No es un secreto que la metafísica y la teología comienzan a desplomarse a mediados del siglo XIX, cuando los avances científicos aportan evidencias incompatibles con los dogmas de fe y ciertos relatos filosóficos que presuponen la existencia de trasmundos, como la “llanura supraceleste” de Platón o el “mundo supralunar” de Aristóteles. Se puede afirmar que la filosofía de Nietzsche completa el proceso de desmitologización impulsado por Comte, Feuerbach, Darwin y Marx, precursores de una imagen del mundo definitivamente escindida de lo sagrado y sobrenatural. La frase “Dios ha muerto” sintetiza las grandes corrientes de pensamiento de la época, marcando el fin de una tradición y el inicio de una nueva era. Lo divino, herido de muerte por el pensamiento ilustrado, abandona la historia en el umbral del siglo XX, empezando un exilio que aún perdura. ¿Significa esto que efectivamente “Dios ha muerto” o que sólo era una ensoñación, una fantasía de nuestra conciencia racional, incapaz de soportar su finitud? Juan Ramón Jiménez no formula un planteamiento regresivo, pero no suscribe la reducción del ser a una temporalidad habitada por objetos de experiencia. Entiende que lo divino aún permanece entre nosotros, pero ya no se trata del Dios adorado por distintas iglesias –un fetiche instrumentalizado por los poderes terrenales-, sino del dios que reúne naturaleza e historia, sosteniendo su curso mediante una eternidad en movimiento. Para el poeta, la eternidad no es un absoluto inmóvil e inmutable, sino un proceso que mantiene una comunicación permanente entre los tres estadios del tiempo. Pasado, presente y futuro no son los rostros sucesivos de un baile de apariencias, sino momentos de una trama infinita. Nada muere del todo. La muerte no borra el rastro de lo que una vez existió. Ese rastro o vestigio queda grabado en la memoria y emerge en el presente, participando activamente en la configuración del futuro. Hans Jonas, discípulo de Heidegger, llama a ese fenómeno “absoluto no-ser actual de las cosas pasadas”. No se refiere al simple recuerdo, sino a una verdadera presencia. La muerte del Dios cristiano deja paso a un dios que necesita al yo para existir y que existe para que el yo pueda desplegarse, superando su tendencia a la dispersión. En cierto sentido, es el regreso de los dioses del mundo antiguo, firmemente enredados en el transcurrir cotidiano.

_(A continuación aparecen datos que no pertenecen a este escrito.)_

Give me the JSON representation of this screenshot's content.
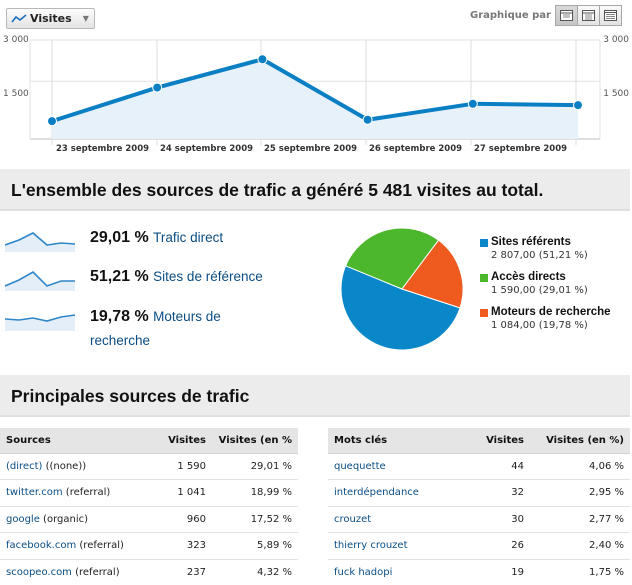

En el “Fragmento segundo” de Espacio, el yo dialoga con ese dios inmanente. Y lo hace evocando su historia, pues el yo no es nada, al margen de sus vivencias, de su relación con las cosas. Y dios no es nada, sin ese yo que lo nombra y merodea. Juan Ramón Jiménez baja al río Hudson y descubre que sus aguas contienen “el campo amarillo de la infancia”. Por debajo de Washington Bridge pasa la niñez, el amor, la luz. En el rincón de una ciudad moderna se revela una vez más que la analogía no es un procedimiento poético, sino la ley secreta del universo: “New York es igual que Moguer, es igual que Sevilla y que Madrid”. Es igual porque la belleza es universal y continua, como el devenir de un río. La belleza es pájaro, viento, canto, palabra: “En el alambre de lo azul, el gorrión universal cantaba, el gorrión y yo cantábamos, hablábamos; y lo oía la voz de la mujer en el viento del mundo”. La belleza no es un ideal, sino algo que acontece ante nuestros ojos, el parpadeo de un dios siempre presente. El “gorrión universal” nos convoca en cualquier paisaje: “En el jardín de St. John the Devine, los chopos verdes eran de Madrid”. La analogía, que anula provisionalmente las distancias temporales, se combina con la sinestesia para impugnar el discurso de la razón y dilatar nuestra experiencia de lo real: “El cielo flotaba hecho armonía violeta y oro”. El yo se expande, hablando “con un perro y un gato en español”. Hay una “lengua universal” que hace inteligibles todas las paradojas: “un sol ya muerto, pero vivo; un sol presente, pero ausente”. La presencia es la intersección entre el ser y el no-ser, el milagro que permite escuchar los colores y experimentar el tacto del tiempo. El dios habla en lo creado, no en textos canónicos, que reflejan la miseria del pensamiento racional. Habla de forma oscura, reclamando el poder mediador de la poesía, que permite sortear cualquier límite e internarse en lo incondicionado.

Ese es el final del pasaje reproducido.